Studying abroad is quite different from vacationing. Being abroad for an extended period means that you are much more likely to need to seek out basic services – with everything from haircuts to health care. Thus, there is much more to plan for and much more to be prepared for.
While in Kyiv, I got a head cold. This was thankfully before the coronavirus issue had become global, so it wasn’t as potentially concerning as it could have been. However, it did give me a very interesting first-hand experience with Ukrainian healthcare.
I woke up one morning not feeling great. My head hurt. I had a sore throat and a runny nose. I texted the director of my SRAS/Novamova program in Kyiv and she told me that my host family would help me get to a doctor and that they knew the procedure. I walked out of my room and told my host mom that I was not feeling well. Interestingly, before I could explain that I wanted to see a doctor, my host mom asked if I wanted antibiotics. She is a pharmacist and most antibiotics are over-the-counter in Ukraine. For this reason, in Ukraine, it is common to only go to the doctor for serious issues. Minor things like a head cold are very often handled by just consulting a pharmacist. Nonetheless, as an American, I was intent on seeing a doctor first.

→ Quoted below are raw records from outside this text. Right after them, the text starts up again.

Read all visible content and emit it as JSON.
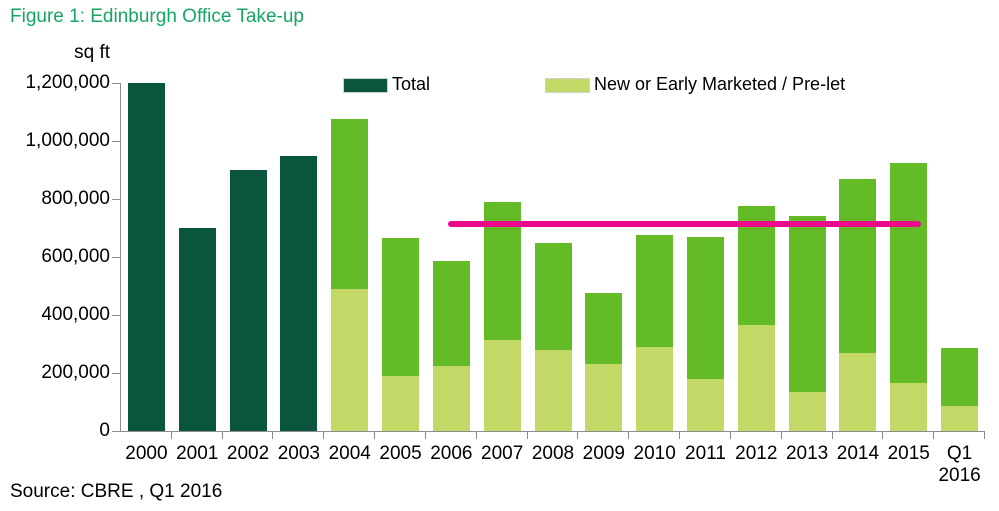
{
  "chart_data": {
    "type": "bar",
    "stacked": true,
    "title": "Figure 1: Edinburgh Office Take-up",
    "ylabel": "sq ft",
    "source": "Source: CBRE , Q1 2016",
    "ylim": [
      0,
      1200000
    ],
    "grid": false,
    "legend_position": "top",
    "ytick_values": [
      0,
      200000,
      400000,
      600000,
      800000,
      1000000,
      1200000
    ],
    "ytick_labels": [
      "0",
      "200,000",
      "400,000",
      "600,000",
      "800,000",
      "1,000,000",
      "1,200,000"
    ],
    "categories": [
      "2000",
      "2001",
      "2002",
      "2003",
      "2004",
      "2005",
      "2006",
      "2007",
      "2008",
      "2009",
      "2010",
      "2011",
      "2012",
      "2013",
      "2014",
      "2015",
      "Q1\n2016"
    ],
    "series": [
      {
        "name": "Total",
        "color": "#09553E",
        "values": [
          1200000,
          700000,
          900000,
          950000,
          1075000,
          665000,
          585000,
          790000,
          650000,
          475000,
          675000,
          670000,
          775000,
          740000,
          870000,
          925000,
          285000
        ]
      },
      {
        "name": "New or Early Marketed / Pre-let",
        "color": "#C3D967",
        "values": [
          null,
          null,
          null,
          null,
          490000,
          190000,
          225000,
          315000,
          280000,
          230000,
          290000,
          180000,
          365000,
          135000,
          270000,
          165000,
          85000
        ]
      }
    ],
    "segment_color_above_prelet": "#64BB28",
    "average_line": {
      "value": 715000,
      "start_category_index": 6,
      "end_category_index": 15,
      "color": "#EA0B8C"
    },
    "colors": {
      "title": "#17A563",
      "axis": "#8c8c8c",
      "text": "#000000"
    }
  }
}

In the NovaMova handbook they list some English-speaking doctors around Kyiv. I was told that the best place to go was American Medical Center. As I began to research them, my host mom knocked on my door. She informed me that she had gotten me an appoint at a private Ukrainian hospital and that we would be going soon. This worried me greatly as I could not speak Russian on a level that would allow me to fluently describe my condition and the doctor most likely would not speak great English. However, I was sick, my host mom would be helping me, and so I agreed to go.

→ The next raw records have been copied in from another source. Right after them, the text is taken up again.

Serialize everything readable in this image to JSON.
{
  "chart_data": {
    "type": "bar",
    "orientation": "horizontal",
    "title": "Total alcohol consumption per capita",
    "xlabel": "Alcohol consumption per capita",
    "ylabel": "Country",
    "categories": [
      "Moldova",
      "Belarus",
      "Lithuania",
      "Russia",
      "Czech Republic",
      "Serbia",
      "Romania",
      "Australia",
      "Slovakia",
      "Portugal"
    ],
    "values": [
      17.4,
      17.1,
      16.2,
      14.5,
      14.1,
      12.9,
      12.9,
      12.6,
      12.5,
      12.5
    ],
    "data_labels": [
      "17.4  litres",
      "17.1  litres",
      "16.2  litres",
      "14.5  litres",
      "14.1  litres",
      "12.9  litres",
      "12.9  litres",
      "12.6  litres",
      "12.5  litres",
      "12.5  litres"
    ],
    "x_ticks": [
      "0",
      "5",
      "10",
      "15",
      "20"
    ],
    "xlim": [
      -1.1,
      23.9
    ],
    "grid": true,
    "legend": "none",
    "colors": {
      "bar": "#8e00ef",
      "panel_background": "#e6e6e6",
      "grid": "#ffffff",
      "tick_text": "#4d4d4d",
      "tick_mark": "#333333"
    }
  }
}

Now, some may be thinking that going to a Ukrainian hospital would be good because Ukraine has free healthcare. However, healthcare is free in Ukraine only for citizens and only through state run hospitals. The state hospitals generally do not have a great reputation and, if a Ukrainian has the option, they are likely to go to a private hospital. My host mom took me to one with the interesting name of “Boris.” We went to the front desk and arrived at out first obstacle: the staff did not even know the Latin alphabet. When I gave them my passport, in which my name is written in English, the receptionist could not read it. After struggling a bit, she wrote my name as Johan Joseph (Ukrainians don’t have middle names, and tend to be confused by ours). As is often the case, the most important thing was that we had the paperwork technically complete, even if all the blanks weren’t entirely accurately filled. Thus, we were able to proceed to the waiting area.
We did not wait long before being called to a room. The doctor was an older woman and after hearing that I am American she began to speak in broken English that was good enough to convey that she was an ears, nose, and throat doctor. I explained my symptoms and she began her examination. One of the weirdest things about the visit was that she did not have disposable tools. She used a metal tongue compressor and metal instruments to look into my ears and nose. I am sure they were all sanitary, but it was still very strange to me. She came to the conclusion that I had a throat infection and that I should try to fight it on my own. She advised me to get lozenges for my throat and pain killers for my headache and to wait it out. If, after five days, I was not better, then we could start on antibiotics. With this advice, my host mom and I went to the pharmacy.
Although the visit wasn’t free, it also did not cost much. The doctor’s visit was about 600 hryvnia or about $25. I had the option to submit a claim with my overseas insurance but for such a minimal amount, I did not find it worth it. I went ahead and just paid out of pocket.
There is a pharmacy on every corner in Kyiv. We went to the closest one and got the medicine. However, my host mom suggested I start the antibiotics now because my program had a trip to Moldova coming up. I agreed and began the antibiotic that night. The thing I really needed was nasal and chest decongestion medicine. However, I found I couldn’t communicate easily what these were, and thus found them hard to acquire.
It is hard to be sick when you are in an unfamiliar place and you cannot speak the language very well. Everyone traveling abroad needs to be aware of the possibility that they might get sick and prepare for it. My recommendation is to pack some basic cold and flu medicine with you from the United States. I assumed it would be possible to buy it while in Ukraine, but medicine – including what is over the counter and what is not, and the names of specific drugs and the brand names available can differ strongly from country to country. I was eventually able to find cold medicine and decongestants, but they were not very strong, and I had to take it multiple times a day. The antibiotics and other medicine came to just under $30 for everything. If you are studying abroad with SRAS, you can always ask that someone go with you to the doctor to help translate. Just ask your program coordinator. Also try to go to a doctor that is advertised as an English speaker. This can simplify things. Finally, especially today, you should also make sure that you take measures to prevent getting sick. Vitamins can help, as can exercise. Make sure you bring appropriate clothing and an umbrella. Try to sleep and eat well. And, of course, wash your hands often.